Every time you add a VxRail node, you’re adding not only storage, but also CPU and RAM to the overall cluster. Also, with the VxRail, after the first 3 nodes, you can choose different node types with different configurations. With that being said, just because you can do that, should you do it? There are definitely some things to be considerate of.
The biggest thing to consider when adding a new node to the cluster is around the impact of not only adding the node (everyone likes to gain performance), but also the impact of failure scenarios. If a customer has a cluster that has 4 nodes and each node has dual 16 core processors and 786GB RAM, I would be hesitant to expand out that cluster with a new node that’s maxed out with dual 28 core processors and 3TB of RAM (yes, we can do that in a single node…even in a 1U form factor!). While this may seem appealing to beef up the resources, what happens if that node goes into maintenance mode, or worse, fails? You could end up in a scenario where the cluster is out of CPU and/or RAM and VMs won’t be able to run on the remaining nodes during a maintenance event.
The good news is that scaling out a VxRail cluster is quite simple. Much like a VxRail install, this does require a PS engagement today. In order to make sure the environment is prepared for the new node, the TOR switches should be configured prior to the node add (make sure the same VLANs are trunked to the ports). Also, make sure the forward and reverse DNS lookup zones are created (remember, VxRail will use the next set of IP addresses and host names in the pool).
Before adding the node, you should double-check the environment. In my lab, I’m using one of the G Series appliances. During the install of this cluster, which is documented here, I only deployed 3 of the 4 nodes in the chassis. You can see in both the physical and logical view, VxRail Manager is displaying only 3 nodes.
Once the node has been racked, cabled, and booted up, it will appear within VxRail Manager. Over the last 2.5 years, the developers have done a tremendous amount of work making Day 0, and Day 1 tasks easier and more parallel. One of those things is the ability to add more than 1 node at a time (back in the day, we did have to scale out one node at a time). Today we support adding up to 6 nodes at once, and it works great! As you can see in the screen, you can choose the node (or nodes, if I had more than 1) that you want to add to the cluster.
After choosing the node(s) to add, the system will prompt for vCenter credentials and then provide the IP range information details used during the install. If there are enough free IPs in the range, the system will use the next free IP in the range. If the IPs have all been consumed, the new IPs can be entered either one by one or by providing a range. Note, the 2nd range of IPs do not have to be contiguous with the first range provided during the install, but they do need to all be on the same subnet.
Before a node is added, a screen will appear prompting for the root and management credentials – this is to set the passwords for those accounts, so you may want to make sure you follow any standards from that side. The process also can’t move to the validation phases without checking the box acknowledging that the forward and reverse lookup zone have been created in DNS (this is a must).

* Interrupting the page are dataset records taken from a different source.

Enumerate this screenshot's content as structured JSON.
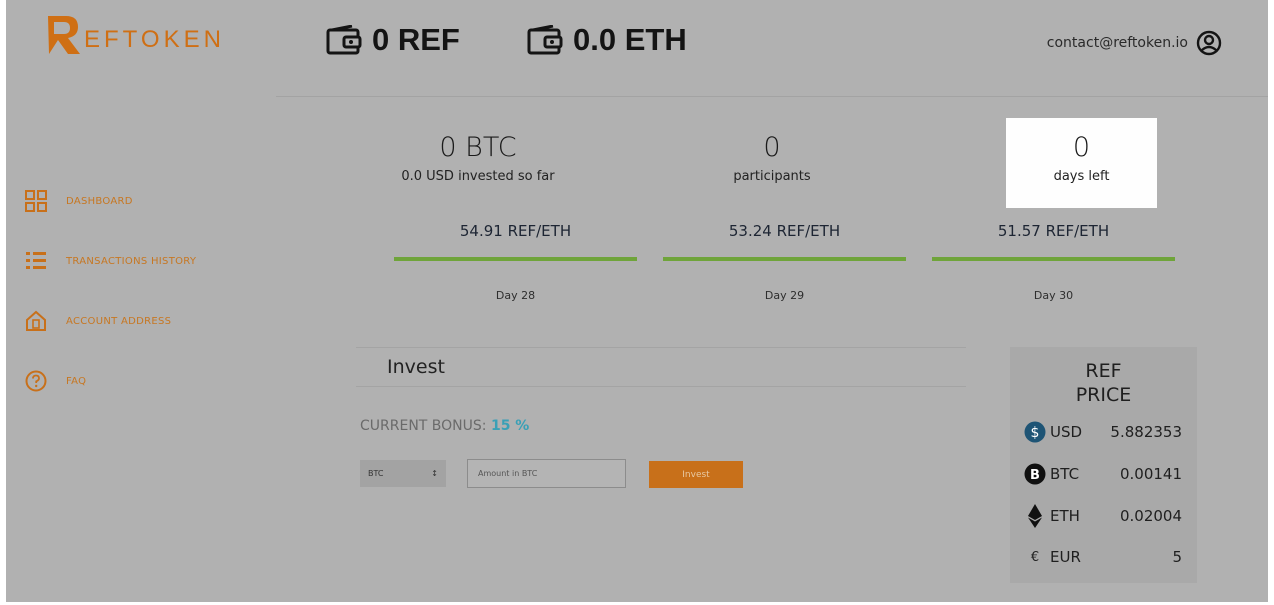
{
  "brand": {
    "name": "EFTOKEN"
  },
  "header": {
    "ref_balance": "0 REF",
    "eth_balance": "0.0 ETH",
    "contact": "contact@reftoken.io"
  },
  "sidebar": {
    "items": [
      {
        "label": "DASHBOARD",
        "icon": "dashboard-grid-icon"
      },
      {
        "label": "TRANSACTIONS HISTORY",
        "icon": "list-icon"
      },
      {
        "label": "ACCOUNT ADDRESS",
        "icon": "house-icon"
      },
      {
        "label": "FAQ",
        "icon": "question-icon"
      }
    ]
  },
  "stats": {
    "invested": {
      "value": "0 BTC",
      "label": "0.0 USD invested so far"
    },
    "participants": {
      "value": "0",
      "label": "participants"
    },
    "days_left": {
      "value": "0",
      "label": "days left"
    }
  },
  "schedule": [
    {
      "rate": "54.91 REF/ETH",
      "day": "Day 28"
    },
    {
      "rate": "53.24 REF/ETH",
      "day": "Day 29"
    },
    {
      "rate": "51.57 REF/ETH",
      "day": "Day 30"
    }
  ],
  "invest": {
    "title": "Invest",
    "bonus_label": "CURRENT BONUS:",
    "bonus_value": "15 %",
    "currency_selected": "BTC",
    "amount_placeholder": "Amount in BTC",
    "button_label": "Invest"
  },
  "price": {
    "title_line1": "REF",
    "title_line2": "PRICE",
    "rows": [
      {
        "currency": "USD",
        "value": "5.882353",
        "icon": "usd-coin-icon"
      },
      {
        "currency": "BTC",
        "value": "0.00141",
        "icon": "bitcoin-icon"
      },
      {
        "currency": "ETH",
        "value": "0.02004",
        "icon": "ethereum-icon"
      },
      {
        "currency": "EUR",
        "value": "5",
        "icon": "euro-icon"
      }
    ]
  },
  "colors": {
    "accent": "#c8701a",
    "progress": "#6fa43a",
    "bonus": "#3aa0b6",
    "background": "#b1b1b1"
  }
}
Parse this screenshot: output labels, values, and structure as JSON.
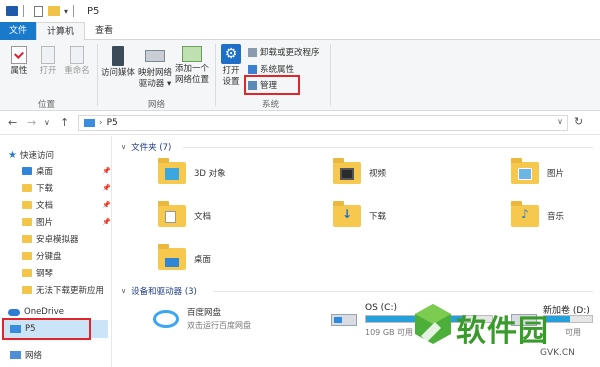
{
  "titlebar": {
    "title": "P5",
    "qa_arrow": "▾"
  },
  "tabs": {
    "file": "文件",
    "computer": "计算机",
    "view": "查看"
  },
  "ribbon": {
    "properties": "属性",
    "open": "打开",
    "rename": "重命名",
    "access_media": "访问媒体",
    "map_drive_l1": "映射网络",
    "map_drive_l2": "驱动器 ▾",
    "add_location_l1": "添加一个",
    "add_location_l2": "网络位置",
    "open_settings_l1": "打开",
    "open_settings_l2": "设置",
    "uninstall": "卸载或更改程序",
    "system_props": "系统属性",
    "manage": "管理",
    "group_location": "位置",
    "group_network": "网络",
    "group_system": "系统"
  },
  "address": {
    "back": "←",
    "forward": "→",
    "dropdown": "∨",
    "up": "↑",
    "path_sep": "›",
    "path": "P5",
    "refresh": "↻"
  },
  "sidebar": {
    "quick_access": "快速访问",
    "items": [
      "桌面",
      "下载",
      "文档",
      "图片",
      "安卓模拟器",
      "分键盘",
      "钢琴",
      "无法下载更新应用"
    ],
    "onedrive": "OneDrive",
    "this_pc": "P5",
    "network": "网络"
  },
  "content": {
    "folders_header": "文件夹 (7)",
    "folders": [
      "3D 对象",
      "视频",
      "图片",
      "文档",
      "下载",
      "音乐",
      "桌面"
    ],
    "devices_header": "设备和驱动器 (3)",
    "baidu_name": "百度网盘",
    "baidu_sub": "双击运行百度网盘",
    "drive_c_name": "OS (C:)",
    "drive_c_free": "109 GB 可用",
    "drive_c_used_fraction": 0.78,
    "drive_d_name": "新加卷 (D:)",
    "drive_d_free": "可用",
    "drive_d_used_fraction": 0.55
  },
  "watermark": {
    "text": "软件园",
    "sub": "GVK.CN"
  },
  "colors": {
    "accent": "#1979ca",
    "highlight": "#e0262b",
    "folder": "#f6c94e",
    "selection": "#cce4f7"
  }
}
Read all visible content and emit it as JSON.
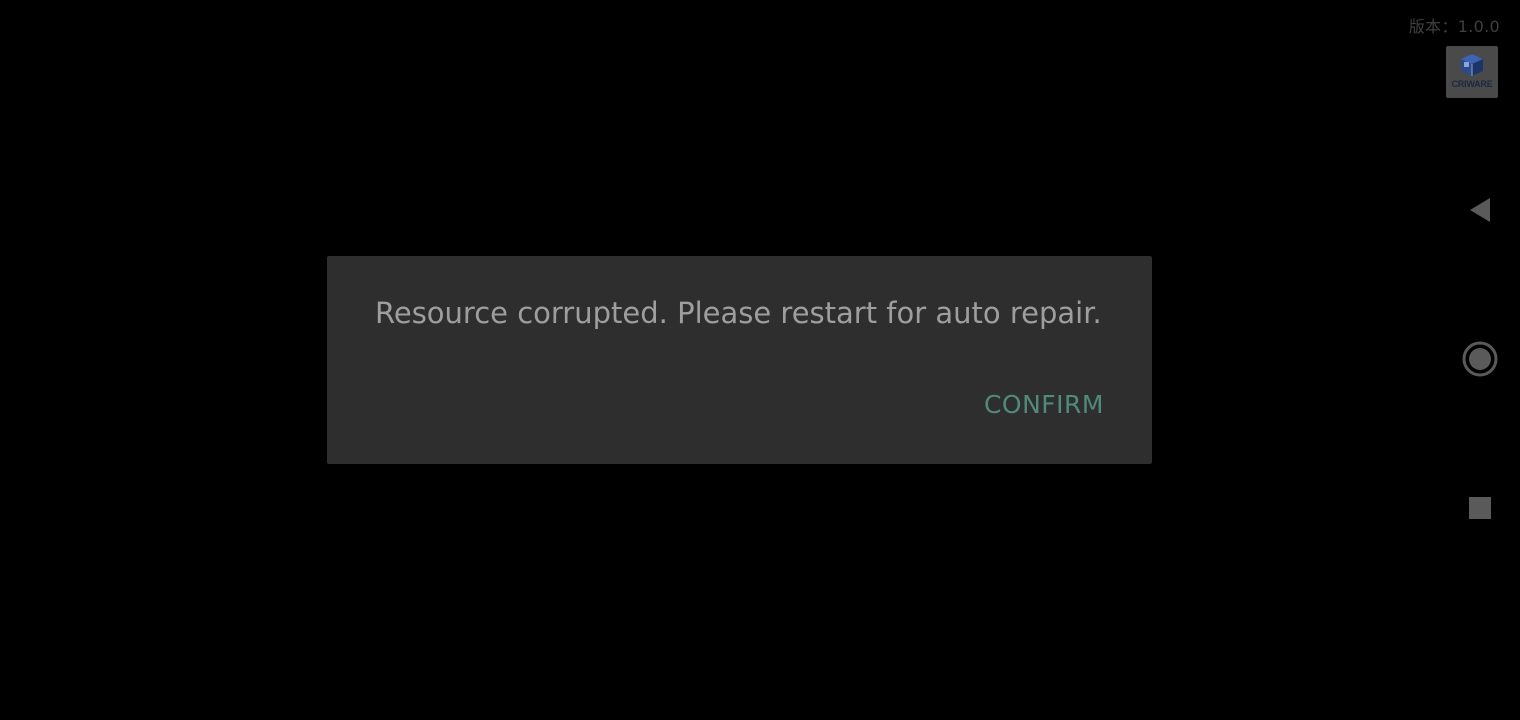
{
  "status": {
    "version_text": "版本：1.0.0"
  },
  "logo": {
    "name": "criware-logo",
    "text": "CRIWARE"
  },
  "dialog": {
    "message": "Resource corrupted. Please restart for auto repair.",
    "confirm_label": "CONFIRM"
  },
  "navigation": {
    "back_icon": "back-triangle-icon",
    "home_icon": "home-circle-icon",
    "recents_icon": "recents-square-icon"
  },
  "colors": {
    "background": "#000000",
    "dialog_background": "#2e2e2e",
    "message_text": "#9e9e9e",
    "confirm_accent": "#4f8a7a",
    "nav_icon": "#5a5a5a",
    "version_text": "#3f3f3f"
  }
}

The system will then go through a validation, similar to what is performed during an install, just note that it’s not as long, but it will take a few minutes to complete. If something was misconfigured, an error would be displayed and once the issue is resolved, the node add can be restarted.
Once the validation process succeeds, the node add process can be started. The VxRail Manager interface will display the steps being executed. One thing to note, in the 1st screen shot (top left), the system mentions that it’s destroying VMs, disabling vSAN and deleting disks, while true, that is being executed on the new node, not the cluster. Every node ships from the factory with the same code on it as manufacturing has no idea if a node is for a net new cluster or part of an expansion purchase. It can definitely be a little worrisome the first time you see it though.
Just like a new VxRail install, the system automates the entire process from adding the node(s) into vCenter, configuring the new node(s) with the proper VDS config, and creating the vSAN Disk group(s). Also, during this process, the system puts the cluster monitoring into a “muted” state so that it doesn’t flood the event view in VxRail Manager with alerts.
Some of the last steps in the process is to update the VxRail Manager views. As you can see in the screenshots above, the cluster now show 4 nodes in both the physical and logical view within the VxRail Manager interface.
All in all, the process is fairly simple and straightforward. This helps with the previous discussion around buying what’s needed for the near term and then scaling out (or even up) as needed. In my experience the longest part of the node add process is waiting for the system to boot.